South Africa coach Rob Walter and captain Temba Bavuma.
Image: Matthew Lewis-ICC/ICC via Getty Images

At their luxury hotel situated about 45 minutes outside this bustling metropolis, the Proteas can get over their disappointment from Sunday night’s chastening defeat to the host nation, with a variety of luxury treatments.

Available to them are Swedish and Deep Tissue treatments and “various Western therapies” in the hotel Spa.

Something called “global therapy offerings”, which lasts 60 minutes and is “complemented by a very refreshing steam/sauna”, will rejuvenate the senses.

And for good measure an “exclusive 20 mins complementary head massage as well”.

Massaging the mind must be what’s needed most after the worst loss in Proteas history.

The players have not got carried away with their success at this tournament — six wins from eight matches, which very few — at home or here in India — believed they were capable of achieving.

However, given how they’d performed it was always going to be a challenge for them once opposition teams had observed their style of play, and come up with ways to nullify their strengths.

What Temba Bavuma and the management would not have accounted for on Sunday was how much one of their strong suites, their potency with the new ball, would come apart at the seams in quite the manner it did at Eden Gardens.

What the Proteas have done throughout this tournament is be very deliberate about leaving the past behind them regardless of the result. 

Marco Jansen may not have much meat on his bones, but he could do with sweating out the remnants of Sunday’s performance — arguably the worst in his 22-match ODI career — in that luxury steam room.

He did concede 92 runs against Sri Lanka in the opening match in Delhi, but that was a batting paradise, where Kusal Mendis just closed his eyes and threw his bat at everything.

In Kolkata, Jansen just kept serving up gifts to the Indian top order, whether wides or half volleys, full tosses and bouncers that didn’t bounce.

Lungi Ngidi, improved in his second spell when his cutters provided more reward, but threatened too rarely.
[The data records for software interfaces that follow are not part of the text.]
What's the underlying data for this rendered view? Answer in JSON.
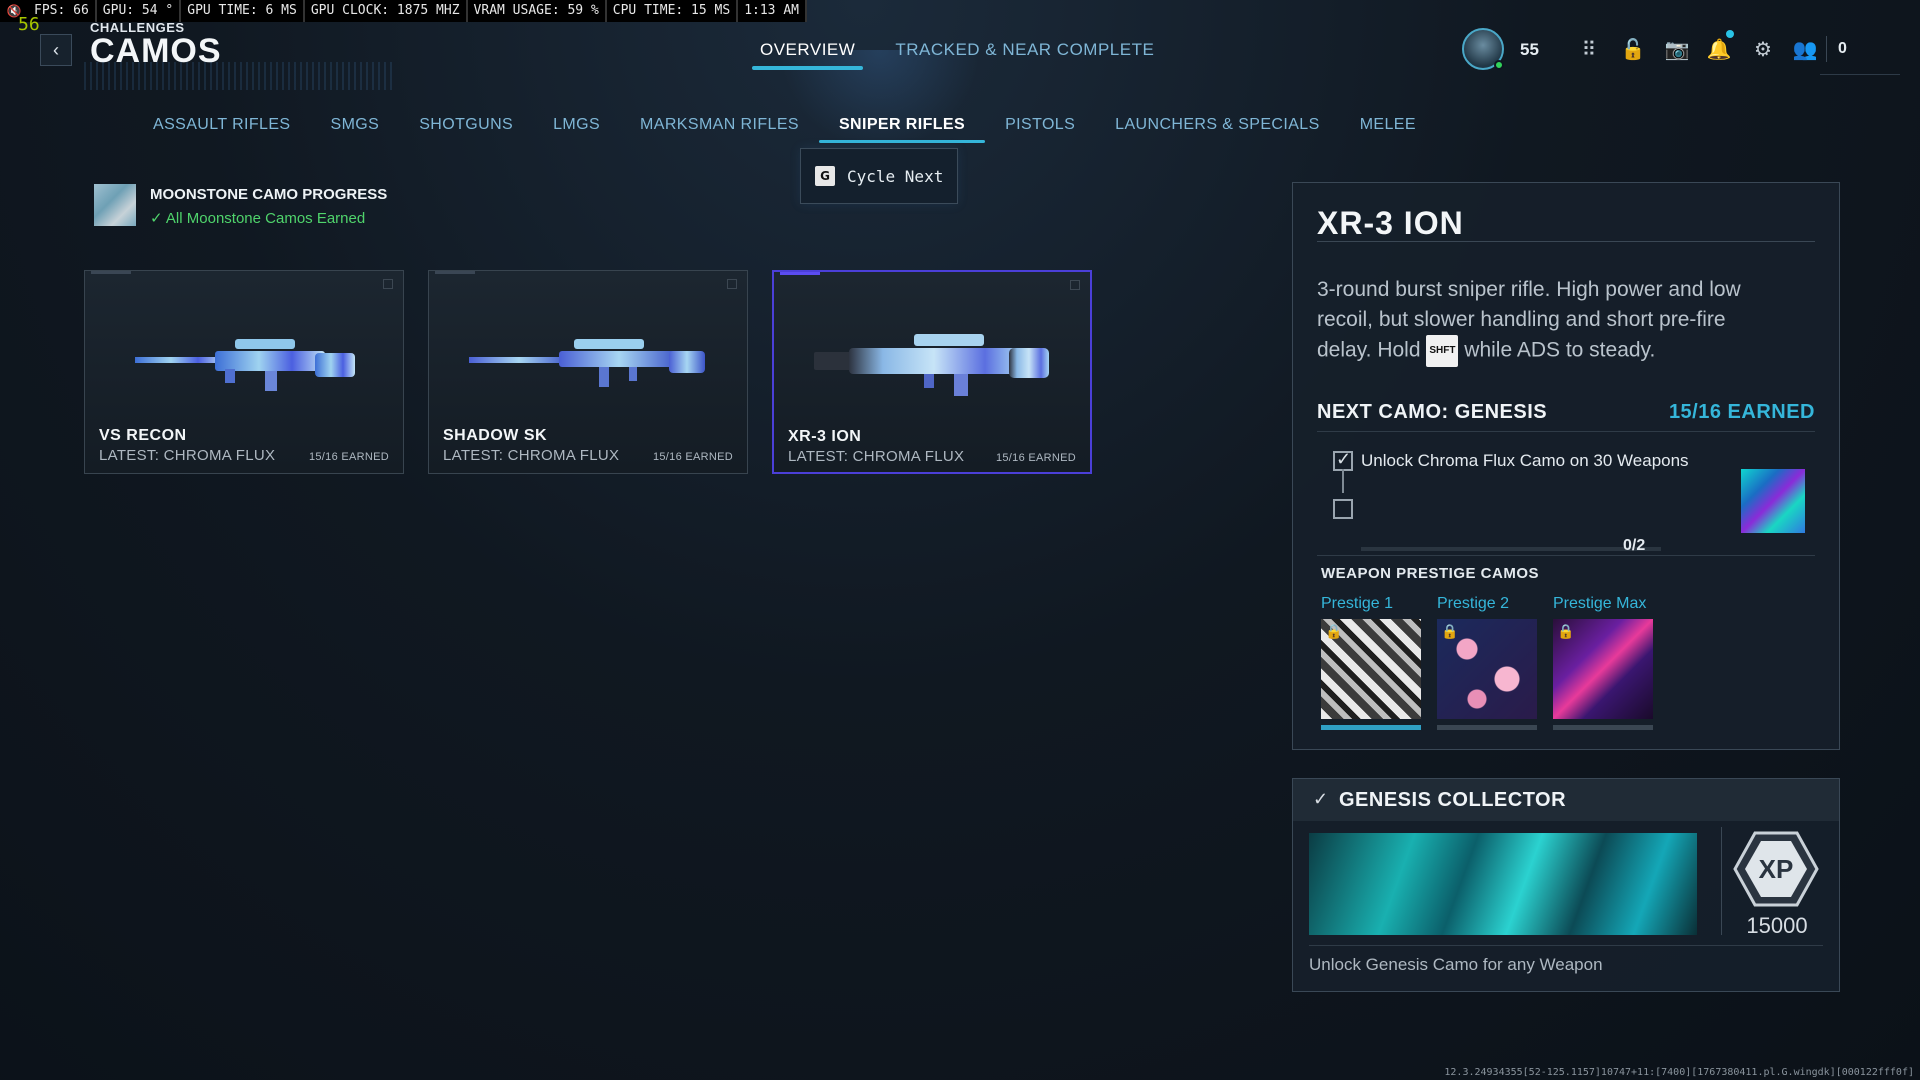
{
  "perf": {
    "mute_icon": "speaker-mute-icon",
    "segments": [
      "FPS:  66",
      "GPU: 54 °",
      "GPU TIME:  6 MS",
      "GPU CLOCK: 1875 MHZ",
      "VRAM USAGE: 59 %",
      "CPU TIME: 15 MS",
      "1:13 AM"
    ],
    "fps_overlay": "56"
  },
  "header": {
    "section": "CHALLENGES",
    "title": "CAMOS",
    "tabs": [
      "OVERVIEW",
      "TRACKED & NEAR COMPLETE"
    ],
    "active_tab": 0
  },
  "profile": {
    "level": "55",
    "currency": "0"
  },
  "categories": {
    "items": [
      "ASSAULT RIFLES",
      "SMGS",
      "SHOTGUNS",
      "LMGS",
      "MARKSMAN RIFLES",
      "SNIPER RIFLES",
      "PISTOLS",
      "LAUNCHERS & SPECIALS",
      "MELEE"
    ],
    "active": 5
  },
  "cycle": {
    "key": "G",
    "label": "Cycle Next"
  },
  "moonstone": {
    "title": "MOONSTONE CAMO PROGRESS",
    "status": "All Moonstone Camos Earned"
  },
  "weapons": [
    {
      "name": "VS RECON",
      "latest": "LATEST: CHROMA FLUX",
      "earned": "15/16 EARNED"
    },
    {
      "name": "SHADOW SK",
      "latest": "LATEST: CHROMA FLUX",
      "earned": "15/16 EARNED"
    },
    {
      "name": "XR-3 ION",
      "latest": "LATEST: CHROMA FLUX",
      "earned": "15/16 EARNED"
    }
  ],
  "detail": {
    "title": "XR-3 ION",
    "desc_part1": "3-round burst sniper rifle. High power and low recoil, but slower handling and short pre-fire delay. Hold ",
    "desc_key": "SHFT",
    "desc_part2": " while ADS to steady.",
    "next_camo": "NEXT CAMO: GENESIS",
    "next_earned": "15/16 EARNED",
    "challenge": "Unlock Chroma Flux Camo on 30 Weapons",
    "progress": "0/2",
    "prestige_header": "WEAPON PRESTIGE CAMOS",
    "prestige": [
      {
        "name": "Prestige 1"
      },
      {
        "name": "Prestige 2"
      },
      {
        "name": "Prestige Max"
      }
    ]
  },
  "genesis": {
    "title": "GENESIS COLLECTOR",
    "xp_label": "XP",
    "xp": "15000",
    "desc": "Unlock Genesis Camo for any Weapon"
  },
  "build": "12.3.24934355[52-125.1157]10747+11:[7400][1767380411.pl.G.wingdk][000122fff0f]"
}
The batters too could do with a relaxing massage, their minds are probably still dotted with Bumrah, Shami and Siraj, darting the ball one way then the other before Jadeja spun them into knots.

What the Proteas have done throughout this tournament is be very deliberate about leaving the past behind them regardless of the result.

After their opening wins against Sri Lanka and Australia, the players were quite clear that those matches would be celebrated that night, but once they had put their heads down to sleep or stepped out of the hotel to head to their next destination, the match they had played was to be forgotten.

“For us the next four days will be the same as we have done with our time throughout the tournament; we will get ready for the next fixture and then into a semifinal,” Rob Walter the coach said.

He emphasised the importance of “recovering mentally and physically and then competing like we have the whole tournament”.

Those kinds of routines are vital at a point in the competition when matches start to matter or doubts may creep in after a big loss.

The Proteas will train at the Narendra Modi Stadium on Wednesday, ahead of Friday’s clash there with Afghanistan, which will be their last in the round-robin phase.

Their minds have already turned to the semifinal, and there is an awareness that to be in good shape for that match, they need a confidence-boosting win on Friday.

Best then to get into a relaxed frame of mind either with a massage, a sauna or “global therapy offerings”.